Jesus hingegen wird in der Regel in der byzantinischen Zeit mit einem blauen äußeren Gewand und einem inneren roten Gewand dargestellt. Jesus, der vom Himmel gesandt wurde, wird also mit dem blauen Umhang, der Göttlichkeit, umhüllt. Da er als Mensch zur Welt kommt, trägt er unter dem blauen Umhang ein rotes Gewand als Zeichen für das Irdische.

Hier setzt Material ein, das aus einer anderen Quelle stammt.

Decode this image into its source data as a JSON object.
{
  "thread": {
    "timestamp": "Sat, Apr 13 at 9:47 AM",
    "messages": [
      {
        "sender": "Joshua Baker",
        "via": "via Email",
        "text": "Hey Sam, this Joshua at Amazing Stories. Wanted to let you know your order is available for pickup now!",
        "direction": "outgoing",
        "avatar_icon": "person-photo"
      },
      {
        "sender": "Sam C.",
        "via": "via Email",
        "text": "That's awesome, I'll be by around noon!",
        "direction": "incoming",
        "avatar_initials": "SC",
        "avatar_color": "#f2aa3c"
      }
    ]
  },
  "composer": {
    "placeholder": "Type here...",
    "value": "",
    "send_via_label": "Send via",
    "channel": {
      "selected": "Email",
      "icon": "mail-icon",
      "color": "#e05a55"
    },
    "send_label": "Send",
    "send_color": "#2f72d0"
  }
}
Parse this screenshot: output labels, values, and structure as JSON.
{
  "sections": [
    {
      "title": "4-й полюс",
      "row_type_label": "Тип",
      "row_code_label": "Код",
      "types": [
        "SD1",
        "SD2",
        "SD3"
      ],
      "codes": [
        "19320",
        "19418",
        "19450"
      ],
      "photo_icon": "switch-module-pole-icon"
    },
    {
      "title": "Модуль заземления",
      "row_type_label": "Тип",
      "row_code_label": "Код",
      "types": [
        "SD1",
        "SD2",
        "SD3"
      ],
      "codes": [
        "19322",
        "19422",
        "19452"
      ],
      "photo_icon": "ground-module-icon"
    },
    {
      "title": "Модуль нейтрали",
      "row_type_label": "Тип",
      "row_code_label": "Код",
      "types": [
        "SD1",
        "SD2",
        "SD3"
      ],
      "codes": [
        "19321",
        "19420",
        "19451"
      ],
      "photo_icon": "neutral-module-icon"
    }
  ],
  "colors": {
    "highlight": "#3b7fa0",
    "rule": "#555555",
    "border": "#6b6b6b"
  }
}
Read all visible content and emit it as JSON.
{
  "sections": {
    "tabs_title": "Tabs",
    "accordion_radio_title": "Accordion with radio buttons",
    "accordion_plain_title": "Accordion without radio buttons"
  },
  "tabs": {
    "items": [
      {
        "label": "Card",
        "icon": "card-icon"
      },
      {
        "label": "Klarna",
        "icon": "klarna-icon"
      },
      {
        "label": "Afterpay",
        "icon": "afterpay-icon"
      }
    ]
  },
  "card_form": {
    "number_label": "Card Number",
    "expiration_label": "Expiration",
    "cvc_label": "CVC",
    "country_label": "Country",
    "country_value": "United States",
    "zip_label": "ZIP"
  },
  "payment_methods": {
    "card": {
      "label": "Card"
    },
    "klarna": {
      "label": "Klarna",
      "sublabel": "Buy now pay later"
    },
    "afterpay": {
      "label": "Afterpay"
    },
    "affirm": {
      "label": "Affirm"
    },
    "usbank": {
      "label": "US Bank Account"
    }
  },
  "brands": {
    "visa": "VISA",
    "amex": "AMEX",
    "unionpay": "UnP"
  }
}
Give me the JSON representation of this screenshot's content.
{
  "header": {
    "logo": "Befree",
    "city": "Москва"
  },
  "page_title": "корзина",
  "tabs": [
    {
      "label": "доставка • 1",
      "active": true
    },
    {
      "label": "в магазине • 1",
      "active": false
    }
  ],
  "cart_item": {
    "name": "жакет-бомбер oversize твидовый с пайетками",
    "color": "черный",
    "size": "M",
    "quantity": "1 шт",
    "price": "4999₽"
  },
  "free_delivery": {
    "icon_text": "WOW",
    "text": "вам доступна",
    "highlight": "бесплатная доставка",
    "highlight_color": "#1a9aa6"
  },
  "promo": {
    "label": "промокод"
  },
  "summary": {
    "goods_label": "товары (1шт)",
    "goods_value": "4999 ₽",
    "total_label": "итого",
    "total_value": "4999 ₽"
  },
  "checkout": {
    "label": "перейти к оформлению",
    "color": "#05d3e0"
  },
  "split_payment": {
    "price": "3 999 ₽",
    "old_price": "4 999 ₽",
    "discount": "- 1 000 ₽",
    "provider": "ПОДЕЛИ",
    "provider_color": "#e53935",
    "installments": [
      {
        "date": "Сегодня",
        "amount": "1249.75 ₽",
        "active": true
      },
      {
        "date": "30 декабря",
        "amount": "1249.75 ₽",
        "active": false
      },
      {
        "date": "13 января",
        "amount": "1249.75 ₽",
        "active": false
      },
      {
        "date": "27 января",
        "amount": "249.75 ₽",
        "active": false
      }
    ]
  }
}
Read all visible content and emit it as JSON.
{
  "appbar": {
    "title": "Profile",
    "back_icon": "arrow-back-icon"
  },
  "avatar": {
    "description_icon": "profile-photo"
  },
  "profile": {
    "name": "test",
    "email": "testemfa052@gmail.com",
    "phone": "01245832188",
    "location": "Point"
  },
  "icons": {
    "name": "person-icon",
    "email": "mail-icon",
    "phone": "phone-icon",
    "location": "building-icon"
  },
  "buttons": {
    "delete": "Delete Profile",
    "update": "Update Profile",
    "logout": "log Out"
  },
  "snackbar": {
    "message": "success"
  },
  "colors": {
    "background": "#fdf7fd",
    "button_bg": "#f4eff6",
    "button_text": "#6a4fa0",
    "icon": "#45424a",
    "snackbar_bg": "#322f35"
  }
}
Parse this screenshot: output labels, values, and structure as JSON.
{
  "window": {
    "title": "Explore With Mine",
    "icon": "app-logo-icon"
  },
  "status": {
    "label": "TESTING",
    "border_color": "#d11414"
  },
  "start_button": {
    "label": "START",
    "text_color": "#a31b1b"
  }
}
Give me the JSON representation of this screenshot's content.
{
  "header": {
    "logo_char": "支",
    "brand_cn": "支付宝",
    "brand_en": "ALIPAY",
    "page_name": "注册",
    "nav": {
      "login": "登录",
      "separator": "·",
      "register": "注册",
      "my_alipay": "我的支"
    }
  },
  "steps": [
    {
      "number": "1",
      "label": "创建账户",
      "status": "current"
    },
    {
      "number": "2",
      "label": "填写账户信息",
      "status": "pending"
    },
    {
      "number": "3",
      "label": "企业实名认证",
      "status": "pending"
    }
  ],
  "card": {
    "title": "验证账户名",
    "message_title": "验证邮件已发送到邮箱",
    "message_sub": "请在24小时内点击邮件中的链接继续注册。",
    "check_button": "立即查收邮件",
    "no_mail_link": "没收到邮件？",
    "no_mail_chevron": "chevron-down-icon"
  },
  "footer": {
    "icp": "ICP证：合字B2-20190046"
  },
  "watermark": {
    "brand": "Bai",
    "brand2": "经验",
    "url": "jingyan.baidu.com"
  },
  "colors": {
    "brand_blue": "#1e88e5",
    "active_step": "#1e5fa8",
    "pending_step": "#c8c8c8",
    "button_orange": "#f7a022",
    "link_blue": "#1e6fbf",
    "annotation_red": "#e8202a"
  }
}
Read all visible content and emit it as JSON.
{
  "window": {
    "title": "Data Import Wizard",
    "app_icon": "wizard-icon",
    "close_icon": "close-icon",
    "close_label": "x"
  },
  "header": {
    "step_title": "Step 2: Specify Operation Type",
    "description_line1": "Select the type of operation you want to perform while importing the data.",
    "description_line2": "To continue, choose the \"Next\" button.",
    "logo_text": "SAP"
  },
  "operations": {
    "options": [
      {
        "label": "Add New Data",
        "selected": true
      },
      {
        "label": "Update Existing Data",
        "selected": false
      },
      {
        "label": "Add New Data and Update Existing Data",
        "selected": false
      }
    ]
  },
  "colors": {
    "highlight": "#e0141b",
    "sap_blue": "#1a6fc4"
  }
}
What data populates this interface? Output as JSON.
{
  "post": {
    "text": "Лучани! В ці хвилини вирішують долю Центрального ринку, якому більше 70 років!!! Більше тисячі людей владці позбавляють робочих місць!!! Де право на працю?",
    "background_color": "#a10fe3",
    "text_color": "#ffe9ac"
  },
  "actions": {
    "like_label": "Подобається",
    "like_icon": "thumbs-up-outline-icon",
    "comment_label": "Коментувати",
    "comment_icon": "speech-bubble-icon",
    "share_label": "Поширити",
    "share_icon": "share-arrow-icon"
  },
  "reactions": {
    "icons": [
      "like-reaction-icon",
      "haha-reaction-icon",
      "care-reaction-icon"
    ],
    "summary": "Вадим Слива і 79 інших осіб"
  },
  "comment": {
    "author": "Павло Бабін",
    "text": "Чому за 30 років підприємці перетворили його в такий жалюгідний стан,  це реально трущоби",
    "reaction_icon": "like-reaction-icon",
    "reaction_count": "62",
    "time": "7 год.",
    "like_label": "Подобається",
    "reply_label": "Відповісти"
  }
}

Maria im Mittelalter und in der Renaissance
Im Mittelalter und in der Renaissance ändert sich das Erscheinungsbild der Maria. Fast immer wird die Mutter Gottes mit einem blauen äußeren Gewand und mit einem inneren roten Gewand, Jesus aber mit einem äußeren roten Gewand und einem blauen inneren Gewand dargestellt – im Prinzip andersherum als in der byzantinischen Zeit. Die Bedeutung der Farben und des Sinnes ist jedoch nahezu gleich geblieben. Häufig wird das blaue äußere Gewand auch mit Sternen abgebildet – ein weiteres Indiz auf den Himmel, sprich das Heilige.
Die Farbe Blau gilt als himmlisch
Die Farbe Blau entwickelt sich im Sprachgebrauch der meisten Sprachen als letztes. So bleibt Blau der letzte Farbname, der im Laufe der Sprachentwicklung genannt wird. Dies hat zwei Gründe: Zum Einen, weil Blau in der Natur seltener vorkommt. Es gibt nur wenige Pflanzen und Tiere, die Blau sind. Zum Anderen, weil Blau das Meer und den Himmel darstellt, die beide jedoch nicht greifbar sind. Wenn man das Meerwasser in die Hände nimmt, so erscheint es wegen der physikalischen Gegebenheiten nicht blau.
Da verwundert es auch nicht, dass selbst Homer die Farbe Blau in der Odyssee und auch nicht in der Ilias nennt. Auch im Alten Testament kommt Blau als Farbe nicht vor.
Die Bezeichnung Blau kam erst später auf. Man kannte schlicht und ergreifend kein Wort für diese Farbe. Erst als Lapislazuli nach Griechenland kam, entwickelte man eine Bezeichnung dafür.
Blau als Symbol für das Befolgen Gottes
Zudem stellte Blau auch ein Symbol für das Befolgen der Gebote Gottes dar. Das Volk Israel sollte sich laut der Schrift Numeri eine Quaste mit einem blauen Band an das Gewand anbinden. Dies sollte dann die Zugehörigkeit zum Volk Israel und zu dessen Glauben und demzufolge direkt auf die Gottesmutter bezeugen.
Nach dem Alten Testament bedeutet es, Maria in Blau zu kleiden, dass sie die Gegenwart des Herrn darstellt (links auf dem Bild von Fabriano) und sie seine Magd ist, ganz im Gegensatz zu Eva, die ihrem eigenen Willen folgte (sie aß von dem Baum). Maria erfüllt vollkommen die Befehle des Herrn. Deshalb wird Maria auch in Blau gekleidet, auch wenn sie menschlicher Natur ist. Auf dem Bild von Fabriano ist rechts Maria Magdalena zu sehen. Sie trägt Gelb, die Farbe, die im Mittelalter auch als Sünde angesehen wurde. So ist schön zu erkennen, dass Maria (links) das Himmlische, Göttliche und Reine verkörpert, rechts hingegen Maria Magdalena die Sünde, aber auch sie bekommt einen Heiligenschein, denn sie ist rein im Herzen und kümmerte sich um Christus. Außen wird sie mit einem roten Gewand dargestellt, das Symbol für die Menschlichkeit und das Irdische.